Progressive Judaism: Just Be Yourself

by Maskil on 18 Feb 2009

Last week I posted an entry regarding Hanukkah, suggesting that it’s time to become more assertive about a Hanukkah “moral” that’s more in keeping with the ethos of progressive Judaism, as well as being aligned with what we know about the personalities and events of that era.

The blog post was based on an item by Andy Ratto on MetaFilter entitled “The True Story of Chanukkah”. One of those who commented on the original piece was user Ghidorah (Jeremy Wilgus), who had this to say:

As a former conservative Jew, I’d go along with the Hassidic/Reform split. When I pretty much left the fold, it seemed to me that the conservative movement was falling all over itself to be more religious, that people in the conservative movement were adopting Hassidic practices as a form of one-ups-manship.
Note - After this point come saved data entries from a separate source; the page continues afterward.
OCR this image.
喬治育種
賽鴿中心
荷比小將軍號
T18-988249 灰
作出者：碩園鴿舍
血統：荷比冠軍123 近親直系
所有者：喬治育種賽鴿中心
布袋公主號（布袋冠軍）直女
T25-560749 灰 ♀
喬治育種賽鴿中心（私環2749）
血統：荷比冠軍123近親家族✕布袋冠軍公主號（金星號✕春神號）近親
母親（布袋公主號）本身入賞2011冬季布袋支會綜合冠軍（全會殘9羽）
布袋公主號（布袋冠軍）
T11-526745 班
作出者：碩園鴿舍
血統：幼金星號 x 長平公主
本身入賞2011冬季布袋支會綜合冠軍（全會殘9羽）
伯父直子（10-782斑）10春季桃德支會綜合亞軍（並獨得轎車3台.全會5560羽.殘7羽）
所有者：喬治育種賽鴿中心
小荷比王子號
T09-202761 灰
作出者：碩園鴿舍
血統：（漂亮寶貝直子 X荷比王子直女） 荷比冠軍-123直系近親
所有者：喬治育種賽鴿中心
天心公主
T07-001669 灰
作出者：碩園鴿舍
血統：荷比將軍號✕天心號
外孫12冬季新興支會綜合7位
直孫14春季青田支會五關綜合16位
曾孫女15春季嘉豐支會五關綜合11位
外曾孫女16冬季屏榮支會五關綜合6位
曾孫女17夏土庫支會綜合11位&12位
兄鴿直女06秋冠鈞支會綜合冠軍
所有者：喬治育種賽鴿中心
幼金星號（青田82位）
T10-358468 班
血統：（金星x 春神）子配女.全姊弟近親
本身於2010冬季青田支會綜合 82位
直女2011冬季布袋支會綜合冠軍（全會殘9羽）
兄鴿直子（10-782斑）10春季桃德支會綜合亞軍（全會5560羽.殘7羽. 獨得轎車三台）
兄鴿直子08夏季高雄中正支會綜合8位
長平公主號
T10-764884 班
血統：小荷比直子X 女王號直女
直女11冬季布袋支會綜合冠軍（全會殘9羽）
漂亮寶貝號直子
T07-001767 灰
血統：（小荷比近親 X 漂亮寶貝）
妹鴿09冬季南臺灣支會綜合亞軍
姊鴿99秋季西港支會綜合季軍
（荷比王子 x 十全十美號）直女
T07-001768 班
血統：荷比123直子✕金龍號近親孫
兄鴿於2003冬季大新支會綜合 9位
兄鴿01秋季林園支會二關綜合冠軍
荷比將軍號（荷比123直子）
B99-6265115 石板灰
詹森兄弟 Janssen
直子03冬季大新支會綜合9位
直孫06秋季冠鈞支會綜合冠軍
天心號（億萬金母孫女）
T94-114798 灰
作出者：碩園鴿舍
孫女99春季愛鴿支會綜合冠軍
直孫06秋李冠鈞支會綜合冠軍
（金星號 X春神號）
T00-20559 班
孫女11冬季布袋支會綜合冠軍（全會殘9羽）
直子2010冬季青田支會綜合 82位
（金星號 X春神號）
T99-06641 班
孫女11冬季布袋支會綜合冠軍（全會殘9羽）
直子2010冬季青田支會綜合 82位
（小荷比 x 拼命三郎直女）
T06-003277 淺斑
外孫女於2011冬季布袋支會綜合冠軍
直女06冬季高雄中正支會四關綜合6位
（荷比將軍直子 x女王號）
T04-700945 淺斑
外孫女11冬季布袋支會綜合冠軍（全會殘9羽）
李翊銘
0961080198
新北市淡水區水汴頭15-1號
It was pretty sad to me. I mean, the conservative movement had solid practices and rules, but through whatever kind of insecurity, or keeping up with the Lipschultzes, they were just throwing it away. As someone who had, at one point, deeply believed, yet struggled with certain things (keeping kosher, no TV on Saturday), it was another thing (of many) that pushed me away from Judaism.

A youth group I was in had a special, super-duper religious sub-section, for truly observant teens. They had an open meeting at one event a year, where anyone could come, and there would be a talmud discussion. While it’s odd to say it, I kicked ass at talmud. Liking pepperoni on my pizza, however, kept me from being allowed into the club, though. That, and not wearing a kippah full time, among other things…

Although Ghidorah referred to Conservative Judaism, there’s a lesson in here that all of the progressive Jewish streams (what I’ve referred to elsewhere as ABO – Anything But Orthodoxy) need to take to heart. The lesson is that progressive Judaism needs to be centred on itself. It must not allow itself to internalise (or externalise) the belief or perception that it fits somewhere on a scale of observance or strictness, where more observant or stricter is better, less observant or less strict is worse.

Progressive Judaism is not “less observant” it is “differently observant”!

When I started to become a regular shul-goer again a few years back, I was surprised to find many rituals that were not around in the Reform Judaism of my youth had now become a part of it. While I’m quite happy that many of these beautiful traditions have found their way back into progressive Judaism, this careful and considered adoption of certain rituals should not be allowed to generate into the “observance-envy” referred to above. Down that path lies irrelevance and eventual extinction for progressive Judaism. We cannot outflank ultra-Orthodoxy and Hassidism on the right, and any attempt to do so would be tantamount to theological suicide.

Remember what your mother used to say about those awkward social situations: “Just be yourself!”